# May I brag about my rescue puppy, pls?



## Sparkles123 (Dec 3, 2012)

Carlie is a Westie that was a rescue thru the Internet. A lovely lady who rescues rotties had the mom and puppies, which the breeder had 'given up'...Carlie was 10 weeks old, just spayed and microchipped and had the appropriate shots and deworming. We fell in love with her instantly. Our 5 yr old Westie accepted her immediately and helped big time with all aspects of training. Carlie never chewed on us, she never touched anything to play or chew except her 'stuff'. She does everything that we ask of her, she gets lots of treats for every good thing she does and is now a well, behaved, housebroken, 6 months old.

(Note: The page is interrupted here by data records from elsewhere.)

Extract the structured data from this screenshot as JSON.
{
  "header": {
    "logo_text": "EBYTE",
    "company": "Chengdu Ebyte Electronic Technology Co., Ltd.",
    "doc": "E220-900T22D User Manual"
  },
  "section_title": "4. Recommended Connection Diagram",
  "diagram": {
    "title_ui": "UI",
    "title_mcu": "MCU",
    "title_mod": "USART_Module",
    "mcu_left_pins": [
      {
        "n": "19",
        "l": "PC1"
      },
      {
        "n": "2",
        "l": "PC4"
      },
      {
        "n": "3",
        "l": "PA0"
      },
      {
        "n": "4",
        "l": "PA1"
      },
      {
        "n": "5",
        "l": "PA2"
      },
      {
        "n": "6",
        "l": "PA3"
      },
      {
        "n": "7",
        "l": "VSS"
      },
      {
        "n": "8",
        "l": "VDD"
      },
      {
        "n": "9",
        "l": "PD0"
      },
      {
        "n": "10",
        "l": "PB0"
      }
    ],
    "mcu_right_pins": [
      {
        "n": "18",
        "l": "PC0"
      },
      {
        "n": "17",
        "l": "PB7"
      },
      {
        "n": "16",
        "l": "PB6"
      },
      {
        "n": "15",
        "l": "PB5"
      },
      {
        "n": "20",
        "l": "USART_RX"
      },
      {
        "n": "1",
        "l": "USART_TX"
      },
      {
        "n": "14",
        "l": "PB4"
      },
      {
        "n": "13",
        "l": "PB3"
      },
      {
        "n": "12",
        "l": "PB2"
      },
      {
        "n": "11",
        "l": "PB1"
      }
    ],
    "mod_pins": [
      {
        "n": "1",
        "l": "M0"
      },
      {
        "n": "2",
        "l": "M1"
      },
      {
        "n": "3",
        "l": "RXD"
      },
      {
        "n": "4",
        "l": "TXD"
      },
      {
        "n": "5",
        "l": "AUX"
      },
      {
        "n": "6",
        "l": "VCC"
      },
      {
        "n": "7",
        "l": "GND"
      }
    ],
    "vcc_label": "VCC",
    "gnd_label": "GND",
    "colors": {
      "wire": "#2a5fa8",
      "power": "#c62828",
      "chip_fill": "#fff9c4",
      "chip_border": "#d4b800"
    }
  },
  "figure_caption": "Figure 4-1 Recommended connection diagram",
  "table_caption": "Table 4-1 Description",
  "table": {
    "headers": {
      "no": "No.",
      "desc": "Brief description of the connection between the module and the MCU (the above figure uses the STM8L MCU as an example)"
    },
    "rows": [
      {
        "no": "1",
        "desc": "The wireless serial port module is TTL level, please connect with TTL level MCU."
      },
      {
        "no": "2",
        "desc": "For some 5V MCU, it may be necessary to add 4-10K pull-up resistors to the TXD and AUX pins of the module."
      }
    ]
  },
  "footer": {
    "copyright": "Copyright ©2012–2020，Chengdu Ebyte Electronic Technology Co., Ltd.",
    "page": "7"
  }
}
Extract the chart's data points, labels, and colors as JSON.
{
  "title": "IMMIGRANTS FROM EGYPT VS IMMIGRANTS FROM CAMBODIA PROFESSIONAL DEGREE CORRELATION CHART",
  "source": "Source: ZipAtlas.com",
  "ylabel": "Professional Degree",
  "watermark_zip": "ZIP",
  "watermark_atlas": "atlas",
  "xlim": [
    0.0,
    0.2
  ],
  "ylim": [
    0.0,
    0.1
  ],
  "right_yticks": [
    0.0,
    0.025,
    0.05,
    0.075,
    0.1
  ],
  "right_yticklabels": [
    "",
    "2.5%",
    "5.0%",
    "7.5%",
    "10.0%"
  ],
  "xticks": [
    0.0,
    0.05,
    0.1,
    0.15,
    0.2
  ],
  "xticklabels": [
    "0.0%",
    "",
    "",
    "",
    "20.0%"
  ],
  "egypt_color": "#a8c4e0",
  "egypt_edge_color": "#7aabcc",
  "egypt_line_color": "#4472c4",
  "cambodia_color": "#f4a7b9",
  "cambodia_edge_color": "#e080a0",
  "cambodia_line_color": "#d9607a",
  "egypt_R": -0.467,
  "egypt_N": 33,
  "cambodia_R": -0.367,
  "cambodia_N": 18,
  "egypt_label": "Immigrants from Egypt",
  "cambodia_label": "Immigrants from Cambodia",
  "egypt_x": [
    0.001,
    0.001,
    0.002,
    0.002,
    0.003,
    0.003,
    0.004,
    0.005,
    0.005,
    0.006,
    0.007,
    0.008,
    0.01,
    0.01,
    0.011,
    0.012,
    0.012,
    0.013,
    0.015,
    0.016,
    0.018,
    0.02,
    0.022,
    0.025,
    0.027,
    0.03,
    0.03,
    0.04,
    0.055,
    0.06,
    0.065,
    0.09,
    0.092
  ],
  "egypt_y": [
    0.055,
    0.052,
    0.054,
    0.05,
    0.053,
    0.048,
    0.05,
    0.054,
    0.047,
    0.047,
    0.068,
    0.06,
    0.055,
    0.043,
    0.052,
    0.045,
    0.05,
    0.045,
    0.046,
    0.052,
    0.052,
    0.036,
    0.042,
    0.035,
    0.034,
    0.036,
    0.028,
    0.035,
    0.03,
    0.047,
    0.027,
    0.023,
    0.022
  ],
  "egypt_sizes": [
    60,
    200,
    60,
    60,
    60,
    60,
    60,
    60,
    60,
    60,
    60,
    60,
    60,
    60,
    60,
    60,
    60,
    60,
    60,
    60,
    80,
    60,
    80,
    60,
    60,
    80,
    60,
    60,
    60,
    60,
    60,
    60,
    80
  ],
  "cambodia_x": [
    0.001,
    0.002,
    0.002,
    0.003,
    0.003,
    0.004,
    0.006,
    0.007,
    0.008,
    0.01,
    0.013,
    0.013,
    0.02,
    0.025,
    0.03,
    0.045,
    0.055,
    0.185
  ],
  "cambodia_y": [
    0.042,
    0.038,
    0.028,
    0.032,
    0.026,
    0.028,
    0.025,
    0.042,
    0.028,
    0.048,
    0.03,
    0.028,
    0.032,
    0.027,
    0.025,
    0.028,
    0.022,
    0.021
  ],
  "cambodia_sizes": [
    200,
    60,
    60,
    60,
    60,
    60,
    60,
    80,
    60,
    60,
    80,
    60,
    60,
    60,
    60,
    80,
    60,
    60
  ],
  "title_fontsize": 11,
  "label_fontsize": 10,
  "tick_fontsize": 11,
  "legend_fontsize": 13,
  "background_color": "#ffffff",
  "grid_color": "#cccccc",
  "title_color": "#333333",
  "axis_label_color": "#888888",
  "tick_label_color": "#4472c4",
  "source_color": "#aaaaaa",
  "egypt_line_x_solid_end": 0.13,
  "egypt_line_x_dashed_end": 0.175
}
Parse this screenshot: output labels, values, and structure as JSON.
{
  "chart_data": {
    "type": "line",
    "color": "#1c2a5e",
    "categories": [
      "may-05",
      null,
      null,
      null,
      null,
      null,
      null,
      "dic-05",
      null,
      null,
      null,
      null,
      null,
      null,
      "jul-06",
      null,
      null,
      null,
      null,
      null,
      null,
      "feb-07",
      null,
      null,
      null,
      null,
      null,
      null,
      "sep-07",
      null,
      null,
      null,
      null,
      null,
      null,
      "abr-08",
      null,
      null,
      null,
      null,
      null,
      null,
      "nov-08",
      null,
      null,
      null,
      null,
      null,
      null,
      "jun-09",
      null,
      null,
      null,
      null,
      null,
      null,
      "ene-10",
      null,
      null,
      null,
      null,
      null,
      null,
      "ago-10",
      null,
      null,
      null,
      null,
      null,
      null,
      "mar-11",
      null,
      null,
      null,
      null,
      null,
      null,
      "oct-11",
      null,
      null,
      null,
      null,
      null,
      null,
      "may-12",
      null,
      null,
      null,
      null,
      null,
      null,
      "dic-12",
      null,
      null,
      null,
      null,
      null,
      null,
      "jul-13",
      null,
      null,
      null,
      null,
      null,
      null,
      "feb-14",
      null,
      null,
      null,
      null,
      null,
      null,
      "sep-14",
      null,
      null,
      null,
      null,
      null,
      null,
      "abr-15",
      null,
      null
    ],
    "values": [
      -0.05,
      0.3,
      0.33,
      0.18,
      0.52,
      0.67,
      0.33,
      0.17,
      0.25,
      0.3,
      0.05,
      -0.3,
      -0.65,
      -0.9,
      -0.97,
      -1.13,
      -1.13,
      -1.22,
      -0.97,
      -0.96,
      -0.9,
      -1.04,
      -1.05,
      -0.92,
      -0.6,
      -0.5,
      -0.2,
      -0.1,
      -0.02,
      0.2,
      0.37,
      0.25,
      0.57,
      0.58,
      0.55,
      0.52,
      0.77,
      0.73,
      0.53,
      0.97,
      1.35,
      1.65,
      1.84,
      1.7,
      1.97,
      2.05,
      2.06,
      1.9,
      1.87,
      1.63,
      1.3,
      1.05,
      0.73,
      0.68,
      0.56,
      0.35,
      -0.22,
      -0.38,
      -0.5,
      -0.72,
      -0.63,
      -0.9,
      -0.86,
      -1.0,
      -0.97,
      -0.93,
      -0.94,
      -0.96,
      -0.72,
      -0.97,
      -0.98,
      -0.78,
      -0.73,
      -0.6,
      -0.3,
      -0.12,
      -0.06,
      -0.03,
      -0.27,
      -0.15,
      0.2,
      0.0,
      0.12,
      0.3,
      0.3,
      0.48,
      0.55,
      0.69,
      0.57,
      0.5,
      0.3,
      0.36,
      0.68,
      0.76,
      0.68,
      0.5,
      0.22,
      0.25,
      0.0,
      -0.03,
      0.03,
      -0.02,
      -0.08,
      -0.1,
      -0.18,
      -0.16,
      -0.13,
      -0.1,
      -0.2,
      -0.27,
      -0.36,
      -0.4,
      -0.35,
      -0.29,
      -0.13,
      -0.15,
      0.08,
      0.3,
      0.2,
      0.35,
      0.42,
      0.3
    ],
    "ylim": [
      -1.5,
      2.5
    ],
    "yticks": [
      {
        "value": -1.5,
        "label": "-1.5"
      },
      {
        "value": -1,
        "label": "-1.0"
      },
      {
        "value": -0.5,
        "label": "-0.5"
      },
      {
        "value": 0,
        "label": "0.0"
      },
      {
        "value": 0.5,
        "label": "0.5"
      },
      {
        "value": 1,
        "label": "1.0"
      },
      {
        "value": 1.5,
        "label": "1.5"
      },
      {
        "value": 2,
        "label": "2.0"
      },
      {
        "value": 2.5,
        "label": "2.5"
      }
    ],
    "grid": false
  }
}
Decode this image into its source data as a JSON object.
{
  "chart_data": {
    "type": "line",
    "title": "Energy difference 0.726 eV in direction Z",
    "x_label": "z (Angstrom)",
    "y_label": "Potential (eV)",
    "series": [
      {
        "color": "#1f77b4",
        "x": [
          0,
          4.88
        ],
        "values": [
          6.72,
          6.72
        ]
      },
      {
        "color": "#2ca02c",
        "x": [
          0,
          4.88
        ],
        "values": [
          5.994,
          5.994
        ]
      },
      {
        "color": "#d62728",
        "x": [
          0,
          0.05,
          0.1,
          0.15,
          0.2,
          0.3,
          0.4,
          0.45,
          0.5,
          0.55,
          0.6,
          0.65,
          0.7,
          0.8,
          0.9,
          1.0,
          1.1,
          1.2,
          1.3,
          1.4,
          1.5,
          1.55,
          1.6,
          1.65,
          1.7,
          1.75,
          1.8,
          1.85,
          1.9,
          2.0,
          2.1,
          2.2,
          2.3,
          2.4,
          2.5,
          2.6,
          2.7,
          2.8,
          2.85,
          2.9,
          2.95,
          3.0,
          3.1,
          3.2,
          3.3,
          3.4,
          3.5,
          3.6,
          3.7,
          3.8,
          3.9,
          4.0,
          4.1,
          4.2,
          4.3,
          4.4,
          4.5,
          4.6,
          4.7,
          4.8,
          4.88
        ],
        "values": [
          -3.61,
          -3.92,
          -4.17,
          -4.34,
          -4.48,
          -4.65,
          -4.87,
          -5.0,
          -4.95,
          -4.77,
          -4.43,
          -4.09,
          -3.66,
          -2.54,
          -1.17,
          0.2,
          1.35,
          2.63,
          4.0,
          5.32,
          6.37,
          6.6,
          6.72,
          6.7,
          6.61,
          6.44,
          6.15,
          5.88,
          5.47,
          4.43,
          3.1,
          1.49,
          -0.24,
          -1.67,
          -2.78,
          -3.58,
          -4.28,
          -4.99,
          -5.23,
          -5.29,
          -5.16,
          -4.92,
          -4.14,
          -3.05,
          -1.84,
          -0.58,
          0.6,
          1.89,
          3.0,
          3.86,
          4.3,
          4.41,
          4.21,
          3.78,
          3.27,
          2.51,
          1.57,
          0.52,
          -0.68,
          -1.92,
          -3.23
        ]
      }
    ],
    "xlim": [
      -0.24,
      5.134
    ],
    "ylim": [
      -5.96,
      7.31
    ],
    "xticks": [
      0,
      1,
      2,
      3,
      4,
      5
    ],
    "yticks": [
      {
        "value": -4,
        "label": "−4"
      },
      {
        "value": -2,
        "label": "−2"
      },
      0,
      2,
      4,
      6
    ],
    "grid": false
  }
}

We feel so lucky to have found her!

Thanks for letting me brag!:wave::wave:

Now if I could only figure out why my pix upload upside down.....


----------



## Tylerthegiant (Apr 5, 2013)

They are super cute even upside down! Sounds like you are one of the lucky ones that adopted a Disney dog! I know they're out there, but my adoptees all had issues. She sounds wonderful!


----------



## Theckler60 (Apr 7, 2013)

I'm happy about your finding a sweet rescue. Very handsome dogs, by the way!!


----------



## packetsmom (Mar 21, 2013)

I think a rescue brag is always welcome!  And I have a soft spot for rotties, too. A breed with such an unearned bad reputation and so sweet and cuddly when properly socialized and trained.


----------



## Sparkles123 (Dec 3, 2012)

My rescue is a Westie...the rescue lady works with a rottie rescue group in Orange County. She is wonderful!
We take our puppy back to her for boarding sometimes, so she has seen the progress and is quite impressed!
In my younger years I trained dobies in obedience....loved them, I took one of them all the way to UD (utility dog)
He was a rescue as well with floppy ears! Now I just want well behaved pets to kayak with and play in the golf cart!


----------



## packetsmom (Mar 21, 2013)

I don't know how I missed that in the original post! 

I'm so glad that she's found such a perfect home and is doing so well!


----------



## Sparkles123 (Dec 3, 2012)

Thanks for letting me brag!


----------



## Vicky88 (Jan 29, 2012)

I'm glad you found her and gave her a home. She sounds lovely.


----------



## Sparkles123 (Dec 3, 2012)

Ok...I will
I decided to add hand signals yesterday...she is so treat oriented, it took her all about five min to get the down signal perfected....she's super smart. Today, I just had to lift my hand and down she went every time, treat or no treat....pretty cool!


----------



## CptJack (Jun 3, 2012)

Sparkles123 said:


> Ok...I will
> I decided to add hand signals yesterday...she is so treat oriented, it took her all about five min to get the down signal perfected....she's super smart. Today, I just had to lift my hand and down she went every time, treat or no treat....pretty cool!


Dogs, in general, pick up hand signals SO MUCH FASTER than words. I don't even bother adding words to some random commands, anymore, and working with a deaf dog means I'm working with signals the vast majority of the time, anyway. 

What a smart girl, though! That's a FAST pick up!


----------



## Abbylynn (Jul 7, 2011)

Smart puppy!  We also need more photos!


----------